Les exercices militaires conjoints entre Séoul et Washington, qui ont débuté lundi, intégrent d'ailleurs le scénario éventuel d'une armée nord-coréenne disposant de techniques apprises sur le front européen, a précisé le Commandement combiné des forces américaines et sud-coréennes.

Signe de son nouveau statut, Kim Jong Un est apparu aux côtés du président chinois Xi Jinping et du président russe Vladimir Poutine lors d'un défilé militaire à Pékin l'année dernière.

Autrefois "amoureux" de Trump

Le président américain Donald Trump a rencontré Kim Jong Un à trois reprises durant son premier mandat, déclarant qu'ils étaient tombés "amoureux" alors qu'il cherchait à conclure un accord sur la dénucléarisation du Nord. Mais aucun progrès concret n'a été réalisé.

M. Trump a poursuivi l'année dernière son rapprochement, allant à l'encontre de décennies de politique américaine en déclarant que la Corée du Nord était "en quelque sorte une puissance nucléaire". Une proposition de rencontre est toutefois restée sans réponse.

Avec le soutien crucial de la Russie, Kim Jong Un a désormais moins de raisons de traiter avec M. Trump, jugent les spécialistes.

Le dirigeant nord-coréen "n'a plus besoin de la légitimité d'une poignée de main ; il a besoin d'un allègement garanti et irréversible des sanctions (qui visent la Corée du Nord, ndlr), et ce avant même de se présenter dans une pièce" pour négocier, estime Seong-Hyon Lee, chercheur invité au Centre asiatique de l'université de Harvard, interrogé par l'AFP.

Test de missiles

Pyongyang a procédé en août à deux tirs de missile vers la mer du Japon, notamment après une annonce de Tokyo sur la nécessité de renforcer ses capacités militaires avec un "sentiment d’urgence et de crise".

La Corée du Nord estime aussi que les exercices conjoints annuels entre les Etats-Unis et la Corée du Sud sont des répétitions d’invasion, méritant des tirs de missile.

Après sa première rencontre avec Kim Jong Un à Singapour en juin 2018, lors de son premier mandat, M. Trump avait déclaré que Washington allait suspendre ces exercices "provocateurs".

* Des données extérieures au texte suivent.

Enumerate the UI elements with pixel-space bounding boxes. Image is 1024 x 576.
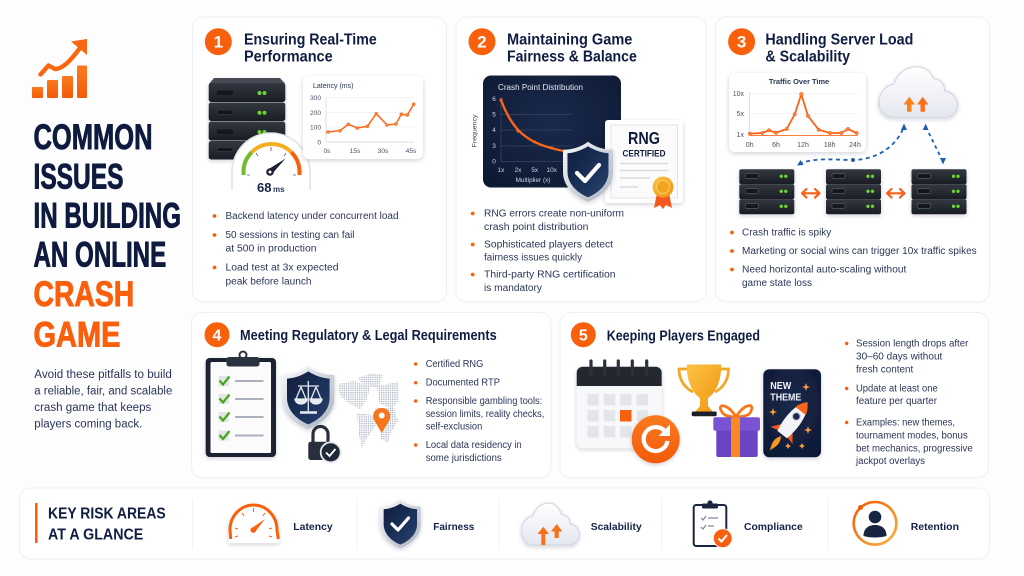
title: common issues in building an online crash game: IN BUILDING: [34, 196, 181, 236]
chart: crash point distribution: 4: [492, 127, 496, 134]
bullets: retention tactics: Examples: new themes,: [856, 418, 955, 429]
bullets: performance issues: 50 sessions in testing can fail: [226, 230, 354, 241]
bullets: regulatory requirements: some jurisdictions: [426, 453, 502, 464]
bullets: regulatory requirements: session limits, reality checks,: [426, 409, 544, 420]
chart: crash point distribution: 1x: [498, 167, 505, 174]
icon: new theme poster with rocket: THEME: [770, 393, 802, 404]
panel 1: ensuring real-time performance: [192, 17, 446, 302]
arrows: dashed links between servers and cloud: [797, 124, 946, 166]
bullets: regulatory requirements: [414, 359, 544, 464]
chart: traffic over time: 12h: [797, 142, 809, 149]
panel 5: keeping players engaged: [560, 312, 988, 478]
badge 5: 5: [579, 328, 588, 344]
panel 3: handling server load and scalability: [716, 17, 990, 302]
panel: key risk areas at a glance: [20, 488, 990, 559]
bullets: fairness issues: Sophisticated players detect: [484, 240, 613, 250]
bullets: retention tactics: fresh content: [856, 365, 914, 376]
icon: gold trophy: [679, 364, 728, 416]
risk item: compliance: Compliance: [744, 521, 803, 533]
title: common issues in building an online crash game: ISSUES: [34, 157, 124, 196]
bullets: retention tactics: Session length drops after: [856, 339, 969, 350]
bullets: regulatory requirements: Local data residency in: [426, 440, 522, 451]
bullets: fairness issues: [471, 208, 624, 294]
icon: latency gauge 68 ms: [232, 133, 310, 195]
heading 3: [765, 32, 913, 66]
chart: crash point distribution: Multiplier (x): [516, 177, 550, 184]
bullets: fairness issues: Third-party RNG certification: [484, 270, 616, 280]
bullets: retention tactics: Update at least one: [856, 384, 938, 394]
chart: latency line chart: 200: [310, 110, 321, 117]
chart: traffic over time: 24h: [849, 142, 861, 149]
icon: new theme poster with rocket: [759, 369, 821, 459]
chart: crash point distribution: 5x: [531, 167, 539, 174]
bullets: performance issues: Backend latency under concurrent load: [226, 211, 398, 222]
bullets: scalability issues: [730, 228, 977, 289]
intro paragraph: a reliable, fair, and scalable: [34, 386, 172, 398]
intro paragraph: [34, 369, 172, 430]
arrows: load balancing between servers: [802, 189, 904, 198]
heading 2: [507, 32, 637, 66]
risk item: retention: [854, 502, 959, 545]
chart: traffic over time: 1x: [737, 132, 744, 139]
badge 2: 2: [477, 33, 487, 52]
bullets: fairness issues: fairness issues quickly: [484, 252, 582, 264]
chart: crash point distribution: 10x: [547, 167, 558, 174]
bullets: scalability issues: game state loss: [742, 278, 812, 289]
title: common issues in building an online crash game: CRASH: [34, 275, 134, 314]
heading 1: Ensuring Real-Time: [244, 32, 377, 48]
axis label: frequency: Frequency: [472, 114, 478, 148]
chart: latency line chart: 300: [310, 95, 321, 102]
chart: latency line chart: 15s: [350, 148, 361, 155]
icon: padlock with check badge: [308, 426, 341, 462]
heading 3: & Scalability: [765, 48, 850, 66]
bullets: fairness issues: is mandatory: [484, 283, 542, 294]
icon: three server stacks: [739, 169, 966, 214]
icon: new theme poster with rocket: NEW: [770, 381, 792, 392]
chart: traffic over time: Traffic Over Time: [769, 77, 829, 86]
chart: crash point distribution: 2x: [515, 167, 522, 174]
icon: cloud with upward arrows: [879, 67, 957, 117]
heading: key risk areas: AT A GLANCE: [48, 526, 143, 543]
heading 2: Fairness & Balance: [507, 48, 637, 66]
intro paragraph: Avoid these pitfalls to build: [34, 369, 172, 381]
icon: server rack: [209, 78, 285, 160]
bullets: regulatory requirements: self-exclusion: [426, 422, 482, 433]
chart: latency line chart: 0: [317, 140, 321, 146]
bullets: fairness issues: crash point distribution: [484, 222, 588, 233]
heading 2: Maintaining Game: [507, 32, 633, 48]
chart: latency line chart: Latency (ms): [313, 83, 353, 90]
badge 4: [204, 322, 230, 347]
risk item: fairness: [380, 500, 474, 548]
risk item: compliance: [694, 500, 803, 548]
bullets: retention tactics: feature per quarter: [856, 396, 938, 407]
heading 1: Performance: [244, 48, 333, 66]
heading 4: Meeting Regulatory & Legal Requirements: [240, 328, 497, 344]
chart: crash point distribution: 0: [492, 158, 496, 166]
bullets: scalability issues: Marketing or social wins can trigger 10x traffic spikes: [742, 246, 977, 257]
intro paragraph: crash game that keeps: [34, 402, 152, 414]
chart: crash point distribution: Crash Point Distribution: [498, 83, 583, 92]
badge 2: [468, 28, 496, 55]
chart: latency line chart: [303, 76, 423, 159]
chart: crash point distribution: 5: [492, 112, 496, 119]
icon: latency gauge 68 ms: ms: [273, 185, 285, 194]
icon: RNG certified certificate: RNG: [628, 128, 660, 148]
bullets: regulatory requirements: Certified RNG: [426, 359, 483, 370]
badge 3: [728, 28, 755, 55]
badge 4: 4: [213, 328, 222, 344]
chart: latency line chart: 30s: [378, 148, 389, 155]
bullets: retention tactics: 30–60 days without: [856, 352, 943, 362]
bullets: fairness issues: RNG errors create non-uniform: [484, 208, 624, 220]
chart: traffic over time: 5x: [737, 111, 744, 118]
bullets: performance issues: at 500 in production: [226, 244, 316, 254]
risk item: latency: Latency: [293, 521, 333, 533]
icon: fairness shield with check: [563, 142, 613, 202]
icon: purple gift box: [713, 406, 760, 457]
title: common issues in building an online crash game: GAME: [34, 316, 120, 354]
chart: crash point distribution: 3: [492, 143, 496, 150]
badge 1: 1: [214, 33, 223, 52]
chart: latency line chart: 100: [310, 124, 321, 132]
bullets: performance issues: Load test at 3x expected: [226, 262, 338, 274]
badge 1: [205, 28, 232, 55]
chart: traffic over time: 18h: [824, 142, 836, 149]
bullets: scalability issues: Crash traffic is spiky: [742, 228, 831, 238]
icon: latency gauge 68 ms: 68: [257, 180, 271, 195]
badge 3: 3: [737, 33, 746, 52]
bullets: performance issues: peak before launch: [226, 276, 312, 288]
icon: calendar with refresh badge: [577, 361, 680, 463]
bullets: retention tactics: bet mechanics, progressive: [856, 444, 973, 454]
chart: traffic over time: 6h: [772, 142, 780, 149]
risk item: latency: [228, 505, 333, 543]
bullets: retention tactics: jackpot overlays: [855, 456, 925, 467]
chart: traffic over time: [729, 73, 866, 152]
bullets: scalability issues: Need horizontal auto-scaling without: [742, 264, 907, 276]
title: common issues in building an online crash game: AN ONLINE: [34, 236, 166, 275]
panel 2: maintaining game fairness and balance: [456, 17, 706, 302]
intro paragraph: players coming back.: [34, 418, 142, 430]
title: common issues in building an online crash game: [34, 118, 181, 354]
icon: dotted world map with location pin: [338, 373, 399, 448]
panel 4: meeting regulatory and legal requirements: [192, 312, 551, 478]
chart: crash point distribution: [483, 76, 621, 188]
heading 1: [244, 32, 377, 66]
bullets: performance issues: [213, 211, 398, 288]
risk item: retention: Retention: [911, 521, 959, 533]
chart: traffic over time: 10x: [733, 91, 744, 98]
risk item: fairness: Fairness: [433, 521, 474, 533]
chart: latency line chart: 45s: [406, 148, 417, 155]
icon: compliance clipboard with checklist: [206, 352, 276, 457]
icon: RNG certified certificate: [605, 120, 683, 209]
heading 5: Keeping Players Engaged: [607, 328, 760, 344]
chart: traffic over time: 0h: [746, 142, 754, 149]
bullets: retention tactics: [845, 339, 973, 467]
icon: rising bar chart with arrow: [32, 39, 87, 98]
risk item: scalability: Scalability: [591, 521, 642, 533]
icon: RNG certified certificate: CERTIFIED: [622, 149, 666, 159]
icon: legal shield with scales: [282, 367, 334, 429]
chart: latency line chart: 0s: [324, 148, 331, 155]
badge 5: [571, 322, 596, 347]
title: common issues in building an online crash game: COMMON: [34, 118, 152, 157]
bullets: regulatory requirements: Documented RTP: [426, 378, 500, 389]
heading: key risk areas: [35, 503, 166, 543]
chart: crash point distribution: 6: [492, 96, 496, 103]
left column: title block: [32, 39, 181, 430]
heading: key risk areas: KEY RISK AREAS: [48, 505, 166, 522]
bullets: regulatory requirements: Responsible gambling tools:: [426, 396, 542, 407]
heading 3: Handling Server Load: [765, 32, 913, 48]
risk item: scalability: [522, 503, 642, 545]
bullets: retention tactics: tournament modes, bonus: [856, 430, 968, 442]
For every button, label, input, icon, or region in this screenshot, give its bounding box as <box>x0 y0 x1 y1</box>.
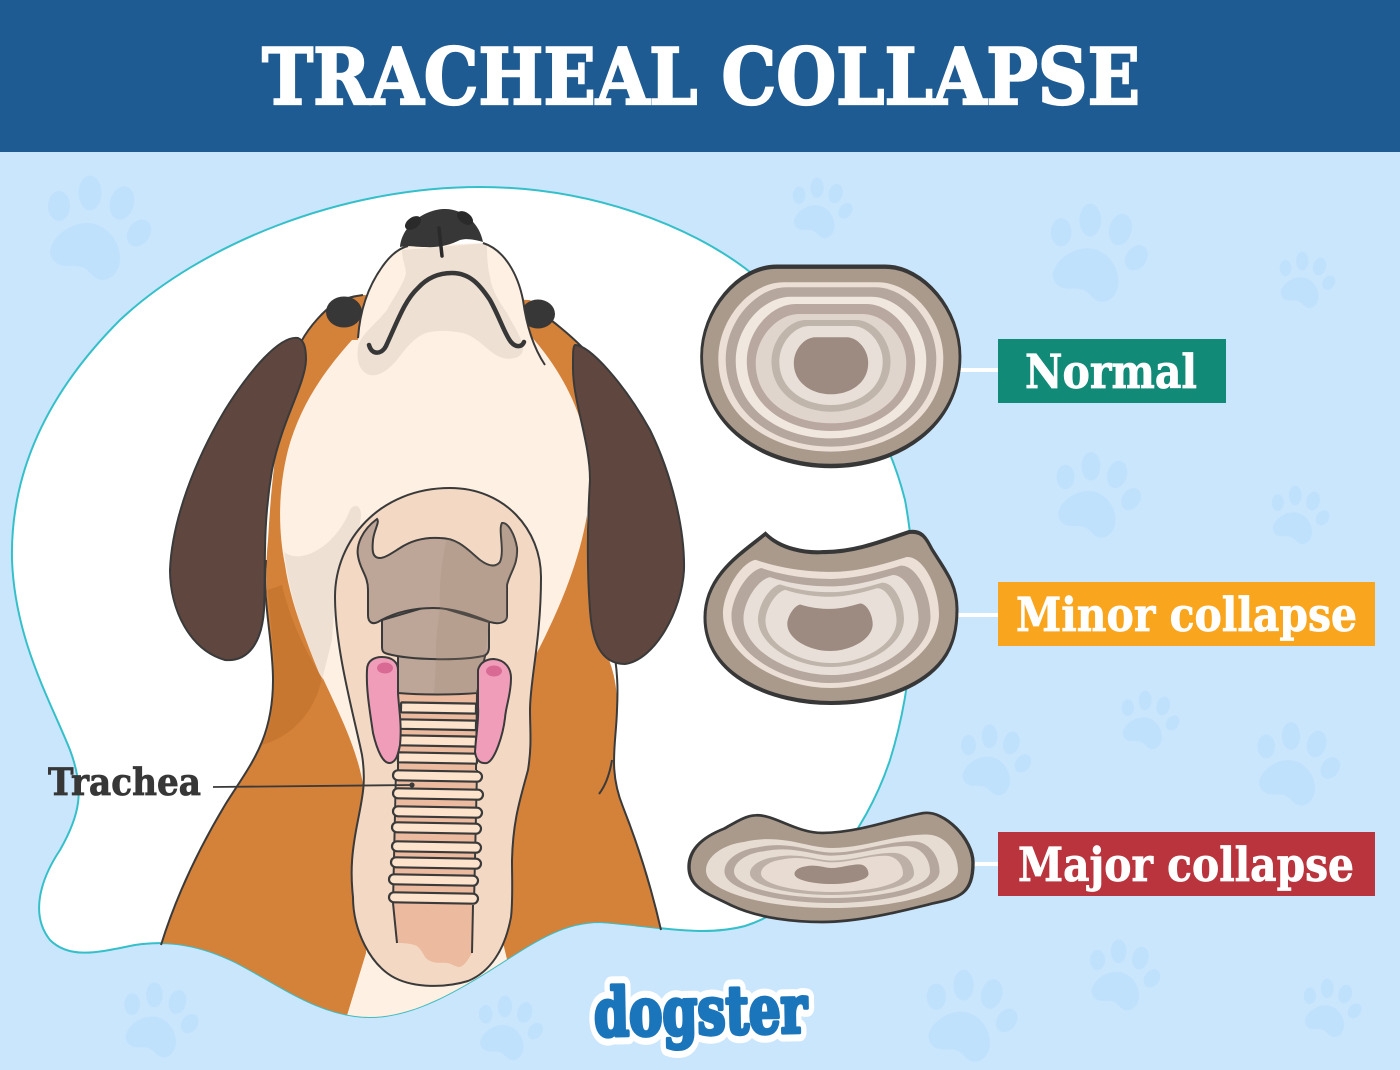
nose <box>400 209 483 247</box>
nostrils <box>402 208 476 233</box>
right ear <box>573 345 684 664</box>
label text: normal: Normal <box>1025 345 1197 400</box>
label box: normal <box>998 339 1226 403</box>
muzzle shading <box>358 243 523 375</box>
cricoid cartilage <box>382 605 489 659</box>
right thyroid gland <box>475 659 511 763</box>
cartilage shading <box>434 523 517 693</box>
dog body and neck <box>161 295 661 1030</box>
gland spots <box>377 662 502 676</box>
dogster logo: dogster <box>593 970 809 1052</box>
cross-section: minor collapse <box>705 532 957 703</box>
dog illustration <box>161 208 684 1030</box>
muzzle fill <box>358 243 545 375</box>
trachea tube side lines <box>393 693 477 953</box>
cross-section: normal <box>702 267 960 466</box>
thyroid cartilage <box>358 519 517 623</box>
philtrum <box>439 228 442 256</box>
left thyroid gland <box>367 657 401 763</box>
label text: major collapse: Major collapse <box>1018 838 1354 893</box>
throat region <box>335 488 541 986</box>
shoulder outline <box>301 295 582 347</box>
white blob background <box>12 187 913 1017</box>
header banner <box>0 0 1400 152</box>
connector lines <box>955 370 998 864</box>
tracheal rings <box>389 702 483 904</box>
dogster logo: dogster <box>593 970 809 1052</box>
neck outline left <box>161 560 273 945</box>
neck outline right <box>612 640 661 930</box>
label box: major collapse <box>998 832 1375 896</box>
left ear <box>170 338 306 660</box>
background paw prints <box>48 176 1364 1062</box>
label text: minor collapse: Minor collapse <box>1016 588 1357 643</box>
jowl patches <box>326 296 555 328</box>
trachea pointer line <box>213 782 415 788</box>
label: trachea: Trachea <box>48 760 201 804</box>
trachea tube <box>393 693 477 967</box>
mouth <box>369 273 524 353</box>
cross-section: major collapse <box>689 813 973 922</box>
title: TRACHEAL COLLAPSE <box>262 32 1140 123</box>
muzzle outline <box>358 243 545 365</box>
label box: minor collapse <box>998 582 1375 646</box>
side tick mark <box>599 760 612 794</box>
larynx lower section <box>398 655 485 694</box>
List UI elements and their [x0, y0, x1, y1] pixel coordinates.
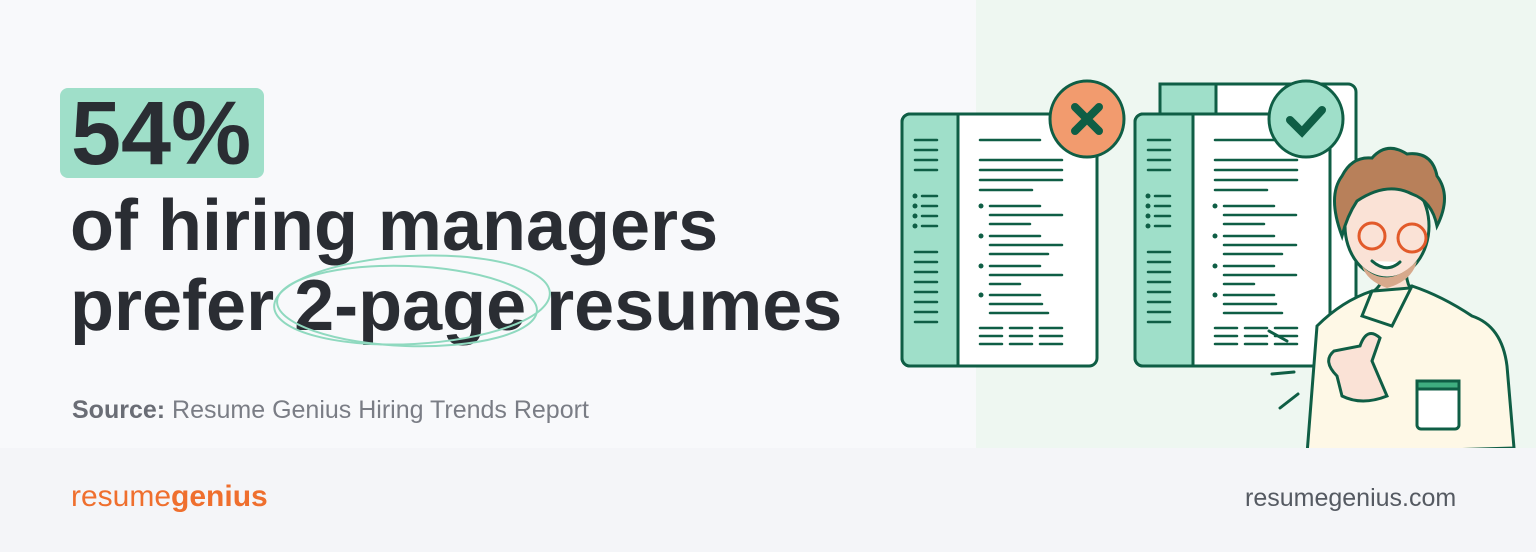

Les Etats-Unis stationnent environ 28.500 soldats en Corée du Sud, soit l'un de ses plus gros contingents dans la région, un héritage de la guerre de Corée de 1950-1953, qui s’était achevée par un armistice et non un traité de paix.

Croissance économique

La banque centrale de Corée du Sud estime la croissance nord-coréenne à plus de 3% en 2025, pour la troisième année consécutive, une embellie attribuée en grande partie à la guerre en Ukraine.

La hausse des exportations d’armes vers la Russie a stimulé l'industrie, tandis que les touristes russes et le développement de liaisons de transport ont dopé la construction et les services, a-t-elle ajouté.

La Chine, principal rival géopolitique de Washington, est un important partenaire commercial, ainsi qu'un soutien diplomatique et économique pour ce pays frappé par de multiples sanctions internationales.

Le commerce bilatéral annuel - dont une part significative provient de perruques fabriquées en Corée du Nord - a retrouvé depuis la pandémie un niveau proche des 3 milliards de dollars, selon les douanes chinoises.

Séoul l'ennemie

Considéré comme conciliant envers la Corée du Nord, le chef de l'Etat sud-coréen Lee Jae Myung a pris le contrepied de son prédécesseur, connu pour sa fermeté, depuis qu'il est entré en fonctions en juin 2025, proposant à Pyongyang des pourparlers sans conditions préalables.

Des avances que la Corée du Nord rejette, en qualifiant le Sud d'"ennemi le plus hostile".

Séoul a même revu à la baisse ses demandes, en délaissant le désarmement pour se concentrer sur l'arrêt de l'expansion des activités nucléaires de Pyongyang, a précisé en juillet le ministre de la Réunification.

La présidence sud-coréenne a assuré mardi que les manoeuvres militaires annuelles avec les Etats-Unis ne visaient pas à "attaquer" la Corée du Nord, après que Donald Trump a estimé qu'elles adressaient "un signal totalement inapproprié et hostile" à Pyongyang.

Séoul pourra jouer "un rôle constructif de soutien" en cas de reprise des discussions entre les Etats-Unis et la Corée du Nord, note Park Won-gon, professeur à l’université Ewha Womans, qui juge aussi que Donald Trump pourrait désormais "se passer" de Séoul.